Algebraic Topology, Homology - Cohomology This problem made me crazy, so please take a look at it:

"$X=S^1 \cup_\phi D^2$" where $\phi$ is a degree $g$ map. (That means $X$ is obtained by glueing a disk to $S^1$ with a degree $g$ map.)
  $H_n(X, Z_g)=$?
  $H^n(X, Z_3)=$?
  $H^n(X, Z_g)=$?

Thanks
 A: The cellular chain complex looks like 
$$0 \to  \mathbb{Z} \stackrel{d_2}{\to} \mathbb{Z} \stackrel{d_1}{\to} \mathbb{Z} \to 0$$
where $d_2 = g$ and $d_1=0$. These maps come from

Cellular boundary formula: $d_n(e_{\alpha}^n) = \sum_{\beta} d_{\alpha\beta}e_{\beta}^{n-1}$ where $d_{\alpha\beta}$ is the degree of the map $S_{\alpha}^{n-1} \to X^{n-1} \to S^{n-1}_{\beta}$ which is the composition of the attaching map and the quotient map collapsing $X^{n-1}-e^{n-1}_{\beta}$ to a point. [I lifted this theorem from Hatcher.]
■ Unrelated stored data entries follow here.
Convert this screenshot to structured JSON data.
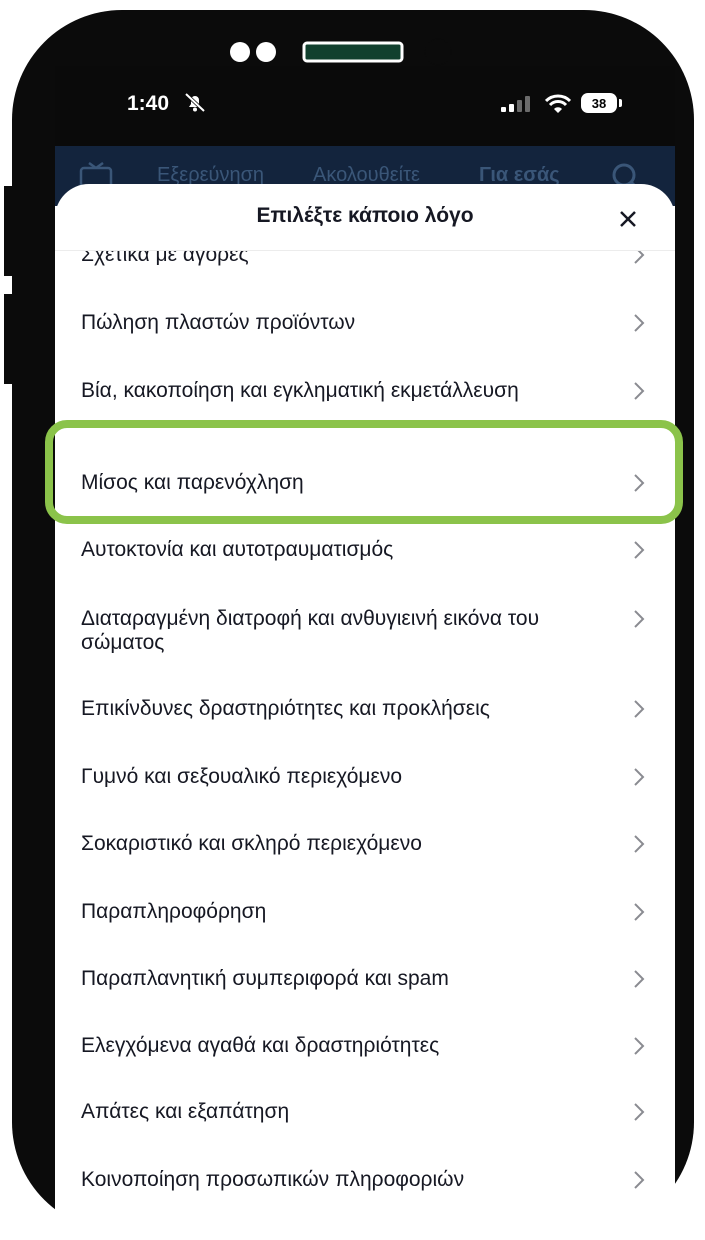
{
  "status_bar": {
    "time": "1:40",
    "battery": "38"
  },
  "app_nav": {
    "tabs": [
      {
        "label": "Εξερεύνηση"
      },
      {
        "label": "Ακολουθείτε"
      },
      {
        "label": "Για εσάς"
      }
    ]
  },
  "sheet": {
    "title": "Επιλέξτε κάποιο λόγο",
    "reasons": [
      "Σχετικά με αγορές",
      "Πώληση πλαστών προϊόντων",
      "Βία, κακοποίηση και εγκληματική εκμετάλλευση",
      "Μίσος και παρενόχληση",
      "Αυτοκτονία και αυτοτραυματισμός",
      "Διαταραγμένη διατροφή και ανθυγιεινή εικόνα του σώματος",
      "Επικίνδυνες δραστηριότητες και προκλήσεις",
      "Γυμνό και σεξουαλικό περιεχόμενο",
      "Σοκαριστικό και σκληρό περιεχόμενο",
      "Παραπληροφόρηση",
      "Παραπλανητική συμπεριφορά και spam",
      "Ελεγχόμενα αγαθά και δραστηριότητες",
      "Απάτες και εξαπάτηση",
      "Κοινοποίηση προσωπικών πληροφοριών"
    ]
  },
  "colors": {
    "highlight": "#8bc34a",
    "nav_background": "#13243d",
    "text": "#161823"
  }
}
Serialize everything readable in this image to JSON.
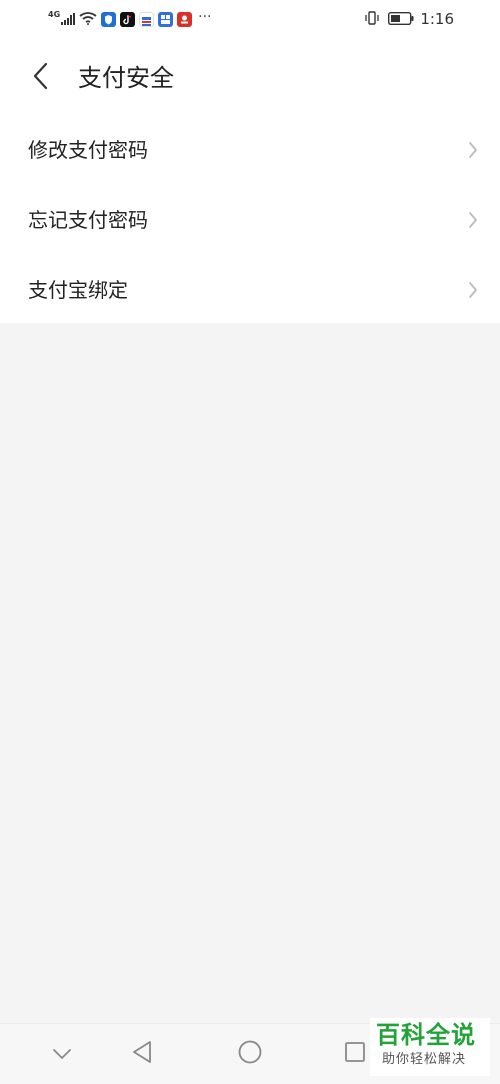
{
  "status_bar": {
    "network": "4G",
    "time": "1:16",
    "more": "···",
    "apps": [
      "shield-app-icon",
      "tiktok-app-icon",
      "bank-app-icon",
      "tieba-app-icon",
      "news-app-icon"
    ]
  },
  "header": {
    "title": "支付安全"
  },
  "list": {
    "items": [
      {
        "label": "修改支付密码"
      },
      {
        "label": "忘记支付密码"
      },
      {
        "label": "支付宝绑定"
      }
    ]
  },
  "watermark": {
    "title": "百科全说",
    "subtitle": "助你轻松解决"
  },
  "colors": {
    "background": "#f4f4f4",
    "surface": "#ffffff",
    "text": "#222222",
    "chevron": "#bbbbbb",
    "watermark_green": "#22a33a"
  }
}
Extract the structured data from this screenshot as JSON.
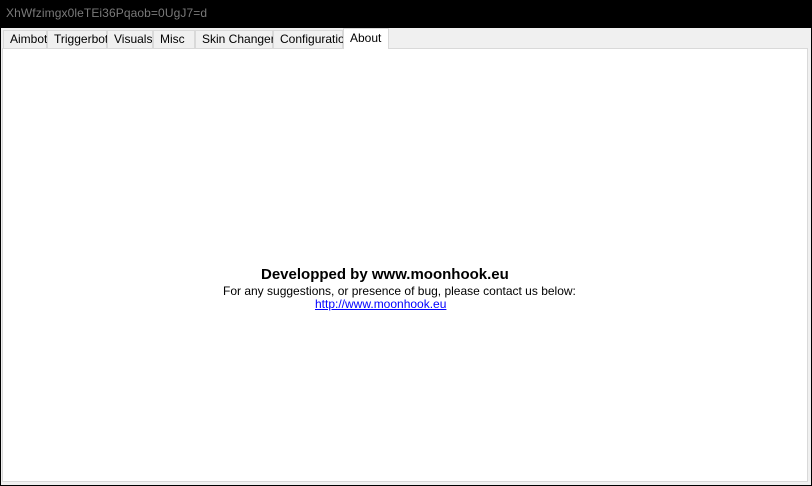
{
  "window": {
    "title": "XhWfzimgx0leTEi36Pqaob=0UgJ7=d"
  },
  "tabs": [
    {
      "label": "Aimbot",
      "active": false
    },
    {
      "label": "Triggerbot",
      "active": false
    },
    {
      "label": "Visuals",
      "active": false
    },
    {
      "label": "Misc",
      "active": false
    },
    {
      "label": "Skin Changer",
      "active": false
    },
    {
      "label": "Configuration",
      "active": false
    },
    {
      "label": "About",
      "active": true
    }
  ],
  "about": {
    "heading": "Developped by www.moonhook.eu",
    "subtext": "For any suggestions, or presence of bug, please contact us below:",
    "link": "http://www.moonhook.eu"
  },
  "colors": {
    "titlebar": "#000000",
    "title_text": "#7a7a7a",
    "panel_background": "#ffffff",
    "tab_background": "#f0f0f0",
    "link": "#0000ff"
  }
}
(In our case $X^1\cong S^1$, so $X^1-S^1 = \emptyset$, hence $d_2$ is essentially multiplication by the degree of $\phi$, i.e. $g$. The space is connected, so $H_0(X) \cong \mathbb{Z}$, hence $d_1$ is forced to be 0).
From here, you can go about this two ways. You can find the homology with integer coefficients and then apply universal coefficients. The other way is to tensor with $\mathbb{Z}_g$ and take homology (for $H_*(X,\mathbb{Z}_g)$), apply $\text{Hom}(-,\mathbb{Z}_g)$ and take cohomology (for $H^*(X,\mathbb{Z}_g)$), etc. The computations should be pretty straight-forward, nothing tricky beyond this point.